The survey also found that 76% of business owners say worries about their businesses are more likely to keep them up at night than personal matters such as family, underscoring the weight that commercial risk now carries in owners’ day-to-day lives.
The survey, now in its fourth year, identified three primary areas driving concern: supply chain disruption, weather and climate, and artificial intelligence and cyber threats. Across all three, owners reported treating risk as embedded in their operating environment rather than episodic.
Coverage Gaps Drive Demand for Expanded Insurance
Despite reporting broad existing coverage, business owners expressed a strong desire to add or expand multiple lines. Cyber coverage drew interest from 44% of respondents, up from 36% in 2025. Property insurance was close behind at 43%, up from 39% the prior year. Business owners’ policy coverage and flood insurance also saw notable increases in demand, rising to 38% and 36%, respectively, compared with 33% and 29% in 2025.
Gallagher noted that property insurance and cyber insurance were the only two coverage types that owners said they wanted to increase in 2025 that showed actual policy increases in 2026.
Business interruption coverage and product recall insurance appeared as new response options in this year’s survey, with 31% and 21% of owners expressing interest, respectively. Interest in several other lines declined compared with 2025. Employment practices liability fell to 28% from 31%, professional liability dropped to 27% from 34%, and directors and officers liability fell to 19% from 30%.
The reasons owners cited for wanting to expand coverage pointed to a concern about gaps: business owners reported worrying more than ever that their insurance would not cover a specific event or loss, the report said.
Claims Activity Dropped, but Large Losses Remain
Claims frequency and severity both fell in 2025. Sixty-five percent of respondents said they filed a business insurance claim during the year, down from 87% in 2024. Among those who did file a claim, 39% reported a claim of $25,000 or more, down from 73% in 2024.
In 2025 the most common claims were for property and cyber, each cited by 22% of respondents, followed by flood insurance (17%) and product liability insurance (16%). In 2024, the top claims were for property (29%), employment practices liability insurance (28%) and cyber and flood insurance, each at 27%.

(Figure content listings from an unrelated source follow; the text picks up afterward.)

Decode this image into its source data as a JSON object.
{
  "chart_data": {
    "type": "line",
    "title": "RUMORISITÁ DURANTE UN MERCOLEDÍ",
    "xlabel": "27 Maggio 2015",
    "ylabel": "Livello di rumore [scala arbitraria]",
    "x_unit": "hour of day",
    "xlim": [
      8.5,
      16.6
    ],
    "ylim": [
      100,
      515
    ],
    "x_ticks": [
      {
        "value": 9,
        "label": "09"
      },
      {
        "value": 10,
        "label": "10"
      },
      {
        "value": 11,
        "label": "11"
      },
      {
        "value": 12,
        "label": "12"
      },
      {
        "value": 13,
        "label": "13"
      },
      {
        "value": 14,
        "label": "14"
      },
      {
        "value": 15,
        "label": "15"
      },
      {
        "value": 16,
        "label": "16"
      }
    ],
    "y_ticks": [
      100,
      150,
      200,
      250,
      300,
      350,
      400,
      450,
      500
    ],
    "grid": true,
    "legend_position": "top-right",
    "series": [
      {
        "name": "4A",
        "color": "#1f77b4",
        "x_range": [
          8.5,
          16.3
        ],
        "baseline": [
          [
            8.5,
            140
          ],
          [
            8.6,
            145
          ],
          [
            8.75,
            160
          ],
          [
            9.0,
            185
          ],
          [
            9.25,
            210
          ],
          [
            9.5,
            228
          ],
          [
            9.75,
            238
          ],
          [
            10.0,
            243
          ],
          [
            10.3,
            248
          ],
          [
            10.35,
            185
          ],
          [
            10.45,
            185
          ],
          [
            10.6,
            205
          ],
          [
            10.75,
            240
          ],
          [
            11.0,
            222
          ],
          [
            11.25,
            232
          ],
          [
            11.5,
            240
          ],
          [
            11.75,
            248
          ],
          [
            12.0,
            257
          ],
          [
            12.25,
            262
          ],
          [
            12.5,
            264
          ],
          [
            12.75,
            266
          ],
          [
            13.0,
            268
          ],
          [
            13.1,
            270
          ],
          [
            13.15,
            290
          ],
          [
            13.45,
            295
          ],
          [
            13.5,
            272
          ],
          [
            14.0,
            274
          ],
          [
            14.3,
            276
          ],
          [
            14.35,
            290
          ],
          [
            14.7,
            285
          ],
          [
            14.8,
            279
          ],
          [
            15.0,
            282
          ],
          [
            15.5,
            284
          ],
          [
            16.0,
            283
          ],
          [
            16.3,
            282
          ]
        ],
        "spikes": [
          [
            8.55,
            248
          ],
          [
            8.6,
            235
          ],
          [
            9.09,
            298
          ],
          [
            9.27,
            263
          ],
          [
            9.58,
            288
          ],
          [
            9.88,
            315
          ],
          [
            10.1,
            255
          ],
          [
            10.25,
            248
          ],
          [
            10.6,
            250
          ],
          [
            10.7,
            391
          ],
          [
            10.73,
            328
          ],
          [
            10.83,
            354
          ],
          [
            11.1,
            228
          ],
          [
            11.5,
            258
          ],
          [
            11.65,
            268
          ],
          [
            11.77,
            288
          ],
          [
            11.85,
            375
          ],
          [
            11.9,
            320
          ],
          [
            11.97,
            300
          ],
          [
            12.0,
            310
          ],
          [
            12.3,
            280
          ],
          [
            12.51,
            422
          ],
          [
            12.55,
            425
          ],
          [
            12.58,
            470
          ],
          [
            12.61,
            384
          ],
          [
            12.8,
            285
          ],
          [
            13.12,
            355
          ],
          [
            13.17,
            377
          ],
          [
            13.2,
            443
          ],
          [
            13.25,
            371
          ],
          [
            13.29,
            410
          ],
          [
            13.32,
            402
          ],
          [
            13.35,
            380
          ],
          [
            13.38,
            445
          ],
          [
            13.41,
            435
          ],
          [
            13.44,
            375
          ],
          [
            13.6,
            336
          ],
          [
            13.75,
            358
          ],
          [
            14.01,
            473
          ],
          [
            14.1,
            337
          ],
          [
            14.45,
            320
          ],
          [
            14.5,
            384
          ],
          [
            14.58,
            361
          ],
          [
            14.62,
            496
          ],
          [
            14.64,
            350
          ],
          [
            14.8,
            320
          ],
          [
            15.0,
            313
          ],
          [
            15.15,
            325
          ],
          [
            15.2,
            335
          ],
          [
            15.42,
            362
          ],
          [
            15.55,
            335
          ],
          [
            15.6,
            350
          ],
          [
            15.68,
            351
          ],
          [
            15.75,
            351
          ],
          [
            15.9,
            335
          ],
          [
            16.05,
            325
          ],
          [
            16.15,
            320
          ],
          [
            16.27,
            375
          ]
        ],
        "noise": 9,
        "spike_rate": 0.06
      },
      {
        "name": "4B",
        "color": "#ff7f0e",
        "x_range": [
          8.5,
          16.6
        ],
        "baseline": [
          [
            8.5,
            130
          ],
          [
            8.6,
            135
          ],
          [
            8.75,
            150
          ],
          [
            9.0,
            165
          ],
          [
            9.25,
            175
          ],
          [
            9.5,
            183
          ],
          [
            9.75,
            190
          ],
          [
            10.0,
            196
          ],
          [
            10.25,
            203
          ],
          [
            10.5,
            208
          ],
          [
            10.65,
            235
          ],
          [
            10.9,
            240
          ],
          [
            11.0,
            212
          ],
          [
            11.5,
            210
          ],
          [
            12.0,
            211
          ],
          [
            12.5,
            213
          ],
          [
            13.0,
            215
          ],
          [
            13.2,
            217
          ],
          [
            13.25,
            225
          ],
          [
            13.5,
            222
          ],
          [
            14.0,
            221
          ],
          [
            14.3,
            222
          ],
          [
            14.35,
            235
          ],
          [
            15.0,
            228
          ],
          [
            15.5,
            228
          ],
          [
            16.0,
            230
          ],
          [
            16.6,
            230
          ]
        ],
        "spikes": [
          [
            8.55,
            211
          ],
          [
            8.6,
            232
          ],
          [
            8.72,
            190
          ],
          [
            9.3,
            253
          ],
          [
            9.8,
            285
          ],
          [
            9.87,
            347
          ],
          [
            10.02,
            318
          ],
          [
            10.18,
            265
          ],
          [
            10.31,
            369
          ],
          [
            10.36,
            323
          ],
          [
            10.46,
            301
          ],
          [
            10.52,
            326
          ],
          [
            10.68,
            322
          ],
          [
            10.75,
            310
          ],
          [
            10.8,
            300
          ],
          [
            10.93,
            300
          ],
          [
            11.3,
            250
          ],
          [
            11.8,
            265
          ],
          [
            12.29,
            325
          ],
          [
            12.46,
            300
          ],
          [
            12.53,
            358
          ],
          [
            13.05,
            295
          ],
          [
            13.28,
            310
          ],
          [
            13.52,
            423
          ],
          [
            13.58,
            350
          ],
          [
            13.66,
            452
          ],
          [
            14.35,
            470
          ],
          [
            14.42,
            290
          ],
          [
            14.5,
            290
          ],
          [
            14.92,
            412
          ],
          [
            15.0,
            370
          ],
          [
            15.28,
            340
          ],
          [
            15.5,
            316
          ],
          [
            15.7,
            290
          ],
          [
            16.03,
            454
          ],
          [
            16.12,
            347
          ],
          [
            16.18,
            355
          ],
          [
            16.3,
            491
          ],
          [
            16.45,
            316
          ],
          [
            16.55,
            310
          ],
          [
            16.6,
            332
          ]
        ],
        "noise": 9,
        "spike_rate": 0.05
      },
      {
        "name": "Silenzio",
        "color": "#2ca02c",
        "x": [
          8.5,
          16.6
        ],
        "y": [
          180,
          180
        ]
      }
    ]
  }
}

Broader Concerns Persist Across the Business Environment
Beyond the three primary risk categories, the survey captured widespread anxiety on several other fronts. Geopolitical uncertainty continued to weigh on business owners, with 90% reporting they were at least somewhat concerned, consistent with the 91% who said the same in 2025.
Crime remained a top worry as well, with 92% of respondents expressing at least some concern, consistent with 93% in 2025. And talent pressures showed no sign of easing, with 91% of owners saying attracting and retaining employees was at least a somewhat significant concern.
Taken together, the survey’s findings reflect what Gallagher described as a deeper shift in how business owners approach risk. Rather than reacting to disruption, they are recalibrating around sustained exposure to trade uncertainty, cyber threats, and extreme weather, the report said.